I have learned I love to read. I love the stories. I love the narrator voice, especially if it is done well. I love the rhythm some authors bring to their writing. The books of my life have brought me to places, introduced me to characters I would never have known. They have taught me great truths and shown me that something does not have to be factual to be true. Books, and the stories I have found in them have opened the world to me, and for that I am thankful.
It is not surprising then, that I have come to see story, my story-your story, as a way to tell our own personal truths. Our stories, as we tell them, might not be strictly factual, but if we speak from our hearts, our stories always tell what is true. I think it is in telling our story, to our journal, to another person, that we allow our stories validation. We allow them to breathe. We gift them with a spaciousness that allows the spirit of God to enter.

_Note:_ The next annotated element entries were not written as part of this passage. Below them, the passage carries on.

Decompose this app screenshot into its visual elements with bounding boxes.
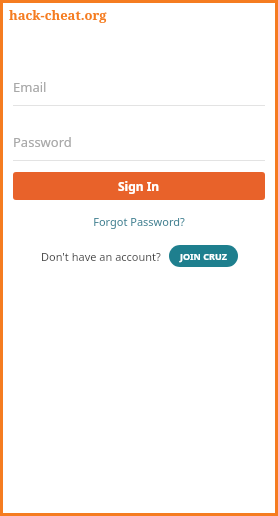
button[interactable]: Email [13, 78, 265, 106]
staticText: JOIN CRUZ [180, 250, 227, 262]
staticText: Sign In [118, 178, 160, 194]
staticText: Don't have an account? [41, 249, 161, 264]
button[interactable]: Sign In [13, 172, 265, 200]
button[interactable]: Forgot Password? [85, 211, 193, 232]
button[interactable]: Password [13, 133, 265, 161]
button[interactable]: JOIN CRUZ [169, 245, 238, 267]
staticText: Forgot Password? [93, 214, 185, 229]
staticText: hack-cheat.org [9, 6, 107, 24]
staticText: Email [13, 78, 47, 96]
staticText: Password [13, 133, 72, 151]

I have kept a journal off and on since college, and have them all. The ones from my college years are full of the passion and drama and make me shudder just a bit with embarrassment when I read them. I have journal entries from early on in my single-mother years, journals packed with self doubt and longings. And I have the many journals of the last twelve years or so. The years when my daughters were growing up and out of the house. The journals where my relationship to God was growing into something that breathed life into my days. These journals are testaments to my development. When I read back in them, even the ones from college, I am aware of the many places the Spirt has intervened in my life.

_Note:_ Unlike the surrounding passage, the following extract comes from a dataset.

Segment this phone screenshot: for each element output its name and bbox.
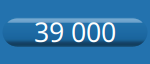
staticText: 39 000 xyxy=(34,14,116,50)
button[interactable]: 39 000 xyxy=(2,18,148,46)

When I listen to my story, or yours; when I read a Don DeLillo book or a children's classic like Peter Pan; when I read the books of the Bible, I am always looking for the same thing. I am looking for the truth in it. I am looking for that movement of the Spirit that nudges me into seeing what part of these stories is true for me. I am no longer too concerned with what is factual, what can be strictly verified.
This lack of consideration for fact makes some people I know uncomfortable. But I I believe it is in the broken parts of the stories... it is in the stumbles and mistakes... it is in our weakest moment when we are most vulnerable... that we release our spirit to the universe and allow the Spirit of God an entrance into our lives.
It is my hope that this blog will be a place of story. A place where truth slips through the cracks of my life.